- Festival poster
- Hangul: 헤븐: 행복의 나라로
- Lit.: To the Land of Happiness
- RR: Hebeun: haengbogui nararo
- MR: Hebŭn: haengbogŭi nararo
- Directed by: Im Sang-soo
- Written by: Im Sang-soo
- Produced by: Kim Won-guk
- Starring: Choi Min-sik; Park Hae-il;
- Cinematography: Kim Tae-kyung
- Edited by: Jung Eun-eun Kim Hyung-joo
- Music by: Kim Hong-jip
- Production company: Hive Media Corp.
- Distributed by: Lotte Entertainment
- Release date: 6 October 2021 (Busan);
- Running time: 99 minutes
- Country: South Korea
- Language: Korean

= Heaven: To the Land of Happiness =

2020 South Korean film by Im Sang-soo

Heaven: To the Land of Happiness is a 2021 South Korean drama film directed by Im Sang-soo, starring Choi Min-sik and Park Hae-il.

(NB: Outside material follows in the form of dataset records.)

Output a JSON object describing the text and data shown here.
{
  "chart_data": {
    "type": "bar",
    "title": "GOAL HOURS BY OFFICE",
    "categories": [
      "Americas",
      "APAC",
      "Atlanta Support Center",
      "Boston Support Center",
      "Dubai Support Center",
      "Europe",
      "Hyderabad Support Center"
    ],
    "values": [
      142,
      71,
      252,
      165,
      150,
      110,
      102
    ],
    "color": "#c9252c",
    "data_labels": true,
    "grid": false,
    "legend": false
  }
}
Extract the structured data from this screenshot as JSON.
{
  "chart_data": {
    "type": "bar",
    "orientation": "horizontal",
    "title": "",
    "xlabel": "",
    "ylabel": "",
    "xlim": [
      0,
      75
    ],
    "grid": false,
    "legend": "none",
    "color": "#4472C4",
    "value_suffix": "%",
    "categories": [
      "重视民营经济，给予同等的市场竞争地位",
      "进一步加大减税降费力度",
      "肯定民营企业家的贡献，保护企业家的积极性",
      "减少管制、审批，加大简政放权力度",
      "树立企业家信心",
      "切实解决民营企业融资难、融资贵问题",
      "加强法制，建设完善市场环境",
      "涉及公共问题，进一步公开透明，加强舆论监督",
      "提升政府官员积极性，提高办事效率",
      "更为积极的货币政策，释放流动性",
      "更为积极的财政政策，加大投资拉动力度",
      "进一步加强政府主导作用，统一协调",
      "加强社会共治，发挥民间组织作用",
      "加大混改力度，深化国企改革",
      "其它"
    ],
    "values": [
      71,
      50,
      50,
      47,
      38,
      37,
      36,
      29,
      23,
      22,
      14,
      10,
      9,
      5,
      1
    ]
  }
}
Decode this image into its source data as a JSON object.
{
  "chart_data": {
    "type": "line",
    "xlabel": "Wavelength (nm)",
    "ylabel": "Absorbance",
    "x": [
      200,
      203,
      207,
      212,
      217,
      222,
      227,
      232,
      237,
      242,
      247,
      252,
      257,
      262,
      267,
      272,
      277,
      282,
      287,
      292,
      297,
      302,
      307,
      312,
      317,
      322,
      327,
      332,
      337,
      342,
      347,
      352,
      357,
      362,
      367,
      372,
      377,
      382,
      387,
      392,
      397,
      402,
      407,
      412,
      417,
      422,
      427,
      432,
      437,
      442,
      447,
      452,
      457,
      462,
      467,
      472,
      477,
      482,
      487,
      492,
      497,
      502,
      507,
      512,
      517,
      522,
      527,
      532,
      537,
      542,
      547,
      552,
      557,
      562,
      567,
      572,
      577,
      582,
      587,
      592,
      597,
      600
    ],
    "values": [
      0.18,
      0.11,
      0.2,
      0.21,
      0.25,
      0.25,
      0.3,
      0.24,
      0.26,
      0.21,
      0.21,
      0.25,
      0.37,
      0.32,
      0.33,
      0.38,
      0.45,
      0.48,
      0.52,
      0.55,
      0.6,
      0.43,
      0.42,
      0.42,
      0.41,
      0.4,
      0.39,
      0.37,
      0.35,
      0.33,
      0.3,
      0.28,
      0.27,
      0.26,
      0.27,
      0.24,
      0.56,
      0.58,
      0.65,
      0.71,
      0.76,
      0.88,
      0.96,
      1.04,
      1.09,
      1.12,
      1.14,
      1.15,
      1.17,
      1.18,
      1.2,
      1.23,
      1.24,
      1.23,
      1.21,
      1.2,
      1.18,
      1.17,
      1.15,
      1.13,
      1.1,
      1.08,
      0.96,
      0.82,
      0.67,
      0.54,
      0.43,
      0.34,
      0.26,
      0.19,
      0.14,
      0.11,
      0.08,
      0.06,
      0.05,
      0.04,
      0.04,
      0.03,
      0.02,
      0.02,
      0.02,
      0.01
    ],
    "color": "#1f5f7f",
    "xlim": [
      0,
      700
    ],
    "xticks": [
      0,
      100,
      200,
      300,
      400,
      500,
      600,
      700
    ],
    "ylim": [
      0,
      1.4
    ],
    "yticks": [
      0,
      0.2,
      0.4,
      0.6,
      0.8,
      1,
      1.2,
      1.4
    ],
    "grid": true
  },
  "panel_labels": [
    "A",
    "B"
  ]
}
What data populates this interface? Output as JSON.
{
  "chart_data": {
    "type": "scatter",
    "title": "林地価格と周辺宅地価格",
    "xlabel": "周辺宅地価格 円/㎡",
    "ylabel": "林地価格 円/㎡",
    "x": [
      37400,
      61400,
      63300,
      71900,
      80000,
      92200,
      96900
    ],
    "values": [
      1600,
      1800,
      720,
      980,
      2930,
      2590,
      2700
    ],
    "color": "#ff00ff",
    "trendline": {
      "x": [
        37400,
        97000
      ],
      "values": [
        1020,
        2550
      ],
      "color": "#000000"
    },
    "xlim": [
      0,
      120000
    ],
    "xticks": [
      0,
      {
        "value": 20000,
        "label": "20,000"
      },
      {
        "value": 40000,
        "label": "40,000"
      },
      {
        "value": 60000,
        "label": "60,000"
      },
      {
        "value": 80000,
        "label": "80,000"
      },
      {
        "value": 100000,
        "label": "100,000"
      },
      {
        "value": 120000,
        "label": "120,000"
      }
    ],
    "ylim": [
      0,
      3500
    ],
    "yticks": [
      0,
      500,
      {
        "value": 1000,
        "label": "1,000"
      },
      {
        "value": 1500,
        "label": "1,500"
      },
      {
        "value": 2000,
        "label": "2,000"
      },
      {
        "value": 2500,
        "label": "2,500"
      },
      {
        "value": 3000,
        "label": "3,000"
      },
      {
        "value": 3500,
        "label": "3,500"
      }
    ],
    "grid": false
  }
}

It was selected to be shown at the 2020 Cannes Film Festival. The project was initially intended to be a remake of the 1997 German film Knockin' on Heaven's Door, but director Im changed many things and wrote his own script, leaving Knockin' on Heaven's Door to be considered inspiration rather than a remake.

==Premise==
A road movie depicting what happens between a prison escapee named '203' who has no time and a patient named Nam-sik who has no money, who accidentally acquire a large amount of money and become special companions while dreaming of a splendid ending to their lives.

==Cast==
- Choi Min-sik as 203, a person who is sentenced to a limited period of prison time and undertakes a passionate escape in search of the last happiness of his life. His prisoner number is '203'.
- Park Hae-il as Nam-sik, a patient who unexpectedly joins 203's special trip
- Jo Han-chul as Kang-du, a mysterious figure who chases 203 and Nam-sik to retrieve lost money
- Im Sung-jae as Dong-chi
- Youn Yuh-jung as Mrs. Yoon, a gorgeous and unique lady from Pyeongchang-dong
- Lee El as Kim Byeon, Mrs. Yoon's daughter
- Kim Yeo-jin
- Yoon Je-moon
- Jung Min-sung
- Noh Susanna
- Lee Jae-in

==Production==
Principal photography began in July 2019 and ended in October 2019.

==Release==
This film was invited for 'The Faithful' section at the 73rd Cannes Film Festival held from 12 to 23 May 2020. It was also screened as opening film of 26th Busan International Film Festival on 6 October 2021. It will be screened as closing film of the 16th London Korean Film Festival to be held from 4 to 19 November. It has also been invited to the 18th Hong Kong-Asia Film Festival to be held from 27 October to 14 November. It will be released in South Korea this year.